This is your Morning Wood Report: I have it.
He lets me throw up in him even if i do it mistakeily- erica talking about the toilet
i need a lesbian romance or unplanned pregnancy for some spicein my life.
so i was dancing to the glee soundtrack with highheels. i tripped. and the dildo fell on my face. i dont know what happened.
There are not enough shots in the world for this. We walked in and they shouted "the pilgrims are here!" And then someone handed me a turkey leg the size of my arm.
We thought we had lost her until we found her in the bushes a block away singing "Jingle Bells".

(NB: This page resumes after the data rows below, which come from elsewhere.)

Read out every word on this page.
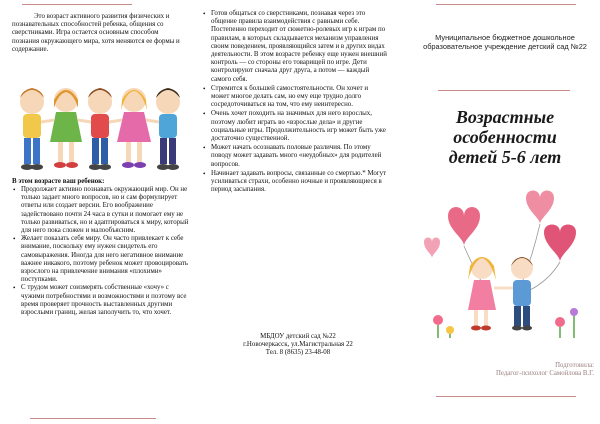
Это возраст активного развития физических и познавательных способностей ребенка, общения со сверстниками. Игра остается основным способом познания окружающего мира, хотя меняются ее формы и содержание.
В этом возрасте ваш ребенок:
• Продолжает активно познавать окружающий мир. Он не только задает много вопросов, но и сам формулирует ответы или создает версии. Его воображение задействовано почти 24 часа в сутки и помогает ему не только развиваться, но и адаптироваться к миру, который для него пока сложен и малообъясним.
• Желает показать себя миру. Он часто привлекает к себе внимание, поскольку ему нужен свидетель его самовыражения. Иногда для него негативное внимание важнее никакого, поэтому ребенок может провоцировать взрослого на привлечение внимания «плохими» поступками.
• С трудом может соизмерять собственные «хочу» с чужими потребностями и возможностями и поэтому все время проверяет прочность выставленных другими взрослыми границ, желая заполучить то, что хочет.
• Готов общаться со сверстниками, познавая через это общение правила взаимодействия с равными себе. Постепенно переходит от сюжетно-ролевых игр к играм по правилам, в которых складывается механизм управления своим поведением, проявляющийся затем и в других видах деятельности. В этом возрасте ребенку еще нужен внешний контроль — со стороны его товарищей по игре. Дети контролируют сначала друг друга, а потом — каждый самого себя.
• Стремится к большей самостоятельности. Он хочет и может многое делать сам, но ему еще трудно долго сосредоточиваться на том, что ему неинтересно.
• Очень хочет походить на значимых для него взрослых, поэтому любит играть во «взрослые дела» и другие социальные игры. Продолжительность игр может быть уже достаточно существенной.
• Может начать осознавать половые различия. По этому поводу может задавать много «неудобных» для родителей вопросов.
• Начинает задавать вопросы, связанные со смертью.* Могут усиливаться страхи, особенно ночные и проявляющиеся в период засыпания.
МБДОУ детский сад №22
г.Новочеркасск, ул.Магистральная 22
Тел. 8 (8635) 23-48-08
Муниципальное бюджетное дошкольное образовательное учреждение детский сад №22
Возрастные
особенности
детей 5-6 лет
Подготовила:
Педагог-психолог Самойлова В.Г.
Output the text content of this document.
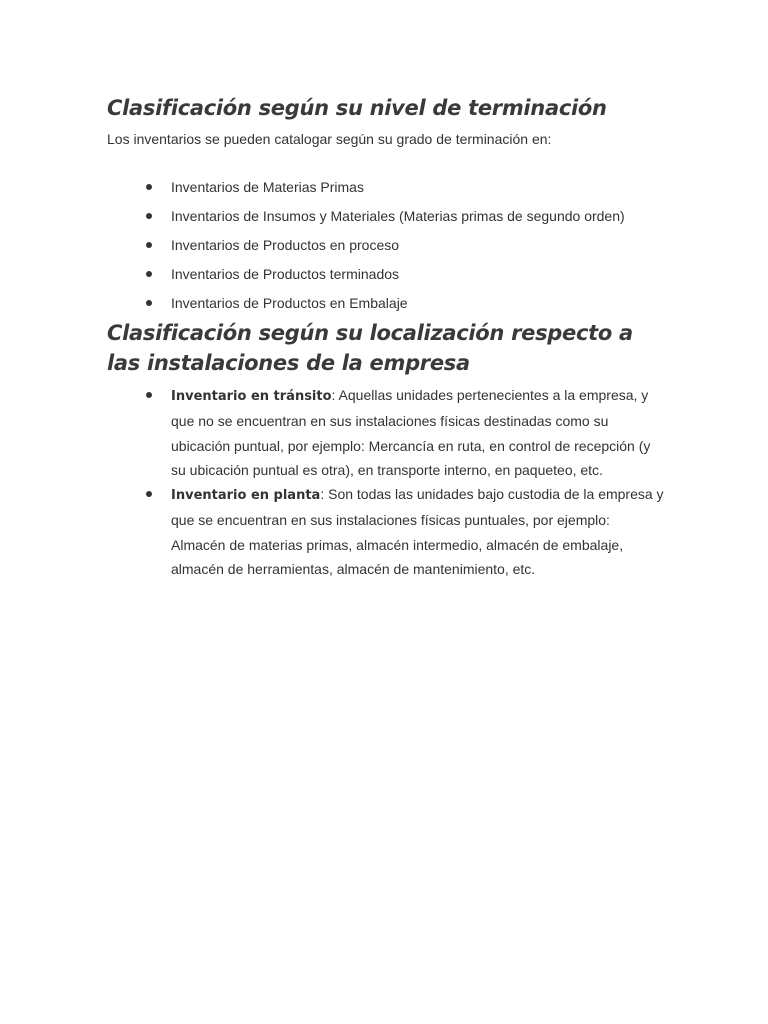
Clasificación según su nivel de terminación
Los inventarios se pueden catalogar según su grado de terminación en:
Inventarios de Materias Primas
Inventarios de Insumos y Materiales (Materias primas de segundo orden)
Inventarios de Productos en proceso
Inventarios de Productos terminados
Inventarios de Productos en Embalaje
Clasificación según su localización respecto a las instalaciones de la empresa
Inventario en tránsito: Aquellas unidades pertenecientes a la empresa, y que no se encuentran en sus instalaciones físicas destinadas como su ubicación puntual, por ejemplo: Mercancía en ruta, en control de recepción (y su ubicación puntual es otra), en transporte interno, en paqueteo, etc.
Inventario en planta: Son todas las unidades bajo custodia de la empresa y que se encuentran en sus instalaciones físicas puntuales, por ejemplo: Almacén de materias primas, almacén intermedio, almacén de embalaje, almacén de herramientas, almacén de mantenimiento, etc.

You won’t make it to November. A 21st bday and Halloween in the same night has shitshow/ jail written all over it. So I call dibs on that tall guy
Just left the frat house in last nights clothes minus my earings, shoes, underware, tequilla cap, and my dignity. If you see me on your way home just hit me
If this first date goes well and I like him, I won't sleep with him. But if it doesn't go well, I'll sleep with him.
I will expect an hourly check text to confirm you are alive and that you aren't dead in a ditch somewhere with a hobo dry humping your corpse
My brother and I have had one conversation in the past like 3 weeks and it was about what it would be like as a sentient butt plug
Your boobs stole my birthday thunder!
I love how u said nothing about the sidewalk sex but refused shower sex
Sorry I didn’t really get to say goodbye last night I was busy vomiting in your fathers front yard
All I can taste is Pickle Juice and Cocaine.